As the error message states, you cannot have an attribute table for a multi-band raster. The attribute would be tied to the combination of all three bands, not just a single value. I'll also point out that the raster must have integer values - float or double won't work. Be careful with input data types (may have to be converted) and any choices made along the way when adding or exporting.
The ideal solution would be to find original CORINE data. It should be a single band raster where each cell has a numeric value corresponding to a land cover type - for example 2, 15, or 7. It would probably already have an attribute table and include a description attribute along with the value.
You have an RGB conversion of that raster via a render. Colors were assigned to each class and the color, not the class, is stored in the RGB raster. Instead of a single cell with a value of 15, there is now one cell in each of the three bands representing the amount of color from that band. 255 R, 0 G, 0 B combined become a red pixel. To get back to the single band raster you have to merge all three bands. Unfortunately with RGB, you can't simply add them together and get the true unique value.
255, 0, 0 (red) and
0, 0, 255 (blue) both sum to 255. If converting to grayscale you could take the average of the three values and get a mean value to use as a brightness, but in this case you need the unique category colors and a legend that tells you what class each color is.
Warning: Always make a backup copy before processing a raster in case something goes wrong. There are two potential problems with your raster in any of the following solutions. First, if there are borders of a different color between the land cover classes in your RGB, those pixels will have their own unique color values that do not fall into a class. Second, if the RGB is of a format that allows and was saved with lossy compression (such as a jpg) there may be severe value artifacts at the borders between classes. For example three pixels that appear red (
255, 0, 0) actually come out to be
254, 2, 0,
255, 10, 1, or
253, 0, 0 (this is particularly important in the second method below). Where significantly different colors meet you could get completely different color values - for example purple pixels near red/blue boundaries. This would require extensive cleanup or other methods not covered by this answer.
Method one is to add the RGB bands separately (not all at once, or composite, by adding the file name, but go into the file name and add the individual band) to ArcMap and examine them. While all will display in grayscale, you may find one band where all classes are easily identifiable (meaning for that color band, each class has a fairly distinctive value). If so you can right-click that band and Data > Export it to a separate raster, then run Reclassify to change the values to something more logical such as smaller, sequenced values. However it’s possible that in one band two different classes will share the same value – for example both cyan and yellow have a green value of 255, so those colors/classes would be indistinguishable in the green band.
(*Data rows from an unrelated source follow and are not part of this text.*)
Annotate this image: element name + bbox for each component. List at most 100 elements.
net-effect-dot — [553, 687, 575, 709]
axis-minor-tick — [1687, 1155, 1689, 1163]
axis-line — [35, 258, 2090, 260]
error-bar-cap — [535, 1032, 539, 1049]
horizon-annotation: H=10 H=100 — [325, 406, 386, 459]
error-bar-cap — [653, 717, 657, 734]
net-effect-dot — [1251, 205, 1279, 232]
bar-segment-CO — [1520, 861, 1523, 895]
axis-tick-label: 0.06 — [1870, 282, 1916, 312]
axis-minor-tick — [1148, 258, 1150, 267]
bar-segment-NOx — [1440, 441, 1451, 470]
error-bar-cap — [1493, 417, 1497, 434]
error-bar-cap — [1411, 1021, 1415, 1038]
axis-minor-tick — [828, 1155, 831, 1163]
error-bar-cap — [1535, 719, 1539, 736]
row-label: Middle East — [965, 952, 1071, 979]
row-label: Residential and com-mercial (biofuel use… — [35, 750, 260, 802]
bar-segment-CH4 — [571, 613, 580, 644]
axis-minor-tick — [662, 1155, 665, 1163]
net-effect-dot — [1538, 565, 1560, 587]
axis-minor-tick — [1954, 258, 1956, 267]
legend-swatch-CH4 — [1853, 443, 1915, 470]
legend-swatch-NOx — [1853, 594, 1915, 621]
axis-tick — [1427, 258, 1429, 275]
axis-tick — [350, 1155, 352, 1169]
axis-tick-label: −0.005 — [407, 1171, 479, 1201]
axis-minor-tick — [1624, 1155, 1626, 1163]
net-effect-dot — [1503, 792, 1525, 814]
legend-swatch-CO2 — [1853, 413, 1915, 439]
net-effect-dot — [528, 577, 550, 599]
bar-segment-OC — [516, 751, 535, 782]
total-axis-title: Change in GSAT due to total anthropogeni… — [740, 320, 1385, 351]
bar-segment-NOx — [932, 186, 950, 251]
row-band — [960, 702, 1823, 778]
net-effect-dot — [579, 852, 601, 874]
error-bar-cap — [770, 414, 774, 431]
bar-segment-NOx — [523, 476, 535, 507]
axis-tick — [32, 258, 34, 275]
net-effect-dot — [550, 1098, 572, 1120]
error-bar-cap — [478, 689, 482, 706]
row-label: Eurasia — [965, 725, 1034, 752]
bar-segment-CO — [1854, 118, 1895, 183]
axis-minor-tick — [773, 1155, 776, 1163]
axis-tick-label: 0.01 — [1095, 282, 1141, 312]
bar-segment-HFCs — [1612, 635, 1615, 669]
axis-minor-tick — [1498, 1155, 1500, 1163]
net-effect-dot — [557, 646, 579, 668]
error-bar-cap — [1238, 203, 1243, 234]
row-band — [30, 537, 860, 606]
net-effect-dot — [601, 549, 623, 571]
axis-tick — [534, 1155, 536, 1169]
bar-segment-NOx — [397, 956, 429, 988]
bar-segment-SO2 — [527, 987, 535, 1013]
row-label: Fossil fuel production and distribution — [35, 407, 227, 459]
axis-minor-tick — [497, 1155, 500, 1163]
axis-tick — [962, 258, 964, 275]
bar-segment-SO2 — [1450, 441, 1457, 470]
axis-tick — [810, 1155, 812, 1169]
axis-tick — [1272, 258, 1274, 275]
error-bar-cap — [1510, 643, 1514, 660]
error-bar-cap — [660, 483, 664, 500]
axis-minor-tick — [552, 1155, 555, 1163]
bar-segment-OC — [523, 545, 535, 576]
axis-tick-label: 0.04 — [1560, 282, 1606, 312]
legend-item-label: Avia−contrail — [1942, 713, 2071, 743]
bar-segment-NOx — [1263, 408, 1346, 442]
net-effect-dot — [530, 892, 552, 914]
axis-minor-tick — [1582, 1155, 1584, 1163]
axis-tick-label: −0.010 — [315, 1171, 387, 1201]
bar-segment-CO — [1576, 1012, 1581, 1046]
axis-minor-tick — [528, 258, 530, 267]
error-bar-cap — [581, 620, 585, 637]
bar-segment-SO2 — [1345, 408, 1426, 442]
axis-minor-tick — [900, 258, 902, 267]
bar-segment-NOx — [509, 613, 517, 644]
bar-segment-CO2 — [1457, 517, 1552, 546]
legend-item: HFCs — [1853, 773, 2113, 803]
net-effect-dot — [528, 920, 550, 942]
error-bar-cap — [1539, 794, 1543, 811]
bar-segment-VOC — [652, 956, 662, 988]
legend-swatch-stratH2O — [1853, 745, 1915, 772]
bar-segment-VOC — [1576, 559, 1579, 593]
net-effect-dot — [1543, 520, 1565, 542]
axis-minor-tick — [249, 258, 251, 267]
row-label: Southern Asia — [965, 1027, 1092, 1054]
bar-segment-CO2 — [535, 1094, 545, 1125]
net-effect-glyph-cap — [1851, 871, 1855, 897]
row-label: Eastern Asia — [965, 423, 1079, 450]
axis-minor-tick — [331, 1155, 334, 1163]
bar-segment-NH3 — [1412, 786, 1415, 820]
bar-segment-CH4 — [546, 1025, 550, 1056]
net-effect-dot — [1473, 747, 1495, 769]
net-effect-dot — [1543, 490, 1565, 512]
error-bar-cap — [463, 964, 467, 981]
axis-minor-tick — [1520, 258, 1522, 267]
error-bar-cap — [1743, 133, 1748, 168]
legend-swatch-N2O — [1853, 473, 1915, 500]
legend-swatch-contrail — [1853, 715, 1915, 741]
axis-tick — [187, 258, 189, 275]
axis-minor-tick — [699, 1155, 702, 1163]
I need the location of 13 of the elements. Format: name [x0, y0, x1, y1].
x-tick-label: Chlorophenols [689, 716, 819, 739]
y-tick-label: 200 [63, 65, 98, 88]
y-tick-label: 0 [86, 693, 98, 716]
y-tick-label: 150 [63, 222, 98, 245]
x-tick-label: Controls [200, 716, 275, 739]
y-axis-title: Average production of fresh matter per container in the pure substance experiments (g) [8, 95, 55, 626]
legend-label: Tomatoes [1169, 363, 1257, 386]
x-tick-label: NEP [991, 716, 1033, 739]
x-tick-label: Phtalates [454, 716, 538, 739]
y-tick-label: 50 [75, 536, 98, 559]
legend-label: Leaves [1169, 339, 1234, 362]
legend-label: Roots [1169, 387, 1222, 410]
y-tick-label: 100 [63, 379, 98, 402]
You could examine and export all the bands, run Reclassify to get the ones you can ID in each, and then add all the results together with Raster Calculator to eventually arrive at a single classed raster.
Method two utilizes some processing with the Raster Calculator. Start by adding each band separately as above and export them to their own raster. Take the red band of your image and multiply the values by 1,000,000. Then take your green band and multiply it by 1,000. Now you can add all three bands together. Before a red pixel would have resulted in 255. Now it will result in 255,000,000. This is one way to concatenate the numbers into unique values that each represent a color. In theory each of your land cover classes will have the same unique value. Again, you use Reclassify to change the values to something simpler.
Method three utilizes the Image Classification toolbar (which you’ll probably need to add – Customize > Toolbars). On the toolbar, select the second button from the right – Draw Polygon. Now draw a shape encompassing a few pixels that are definitely in one class (say, the middle of a particular region). Do this for each color/class in your RGB. Then click the leftmost button on the toolbar, Classification, and choose the first option – Interactive Supervised Classification. Alternatively, without drawing the boxes and if you know how many classes you have (plus one for any no data areas) you could try the Iso Cluster Unsupervised Classification first. You should end up with a temporary, single band, classified raster that you can then right-click and export.
The results of any of these three methods would be suitable for building a raster attribute table. Note these solutions will only recover categorical or thematic classed data. The original values of data classified into ranges or even unique values like a DEM cannot be recovered.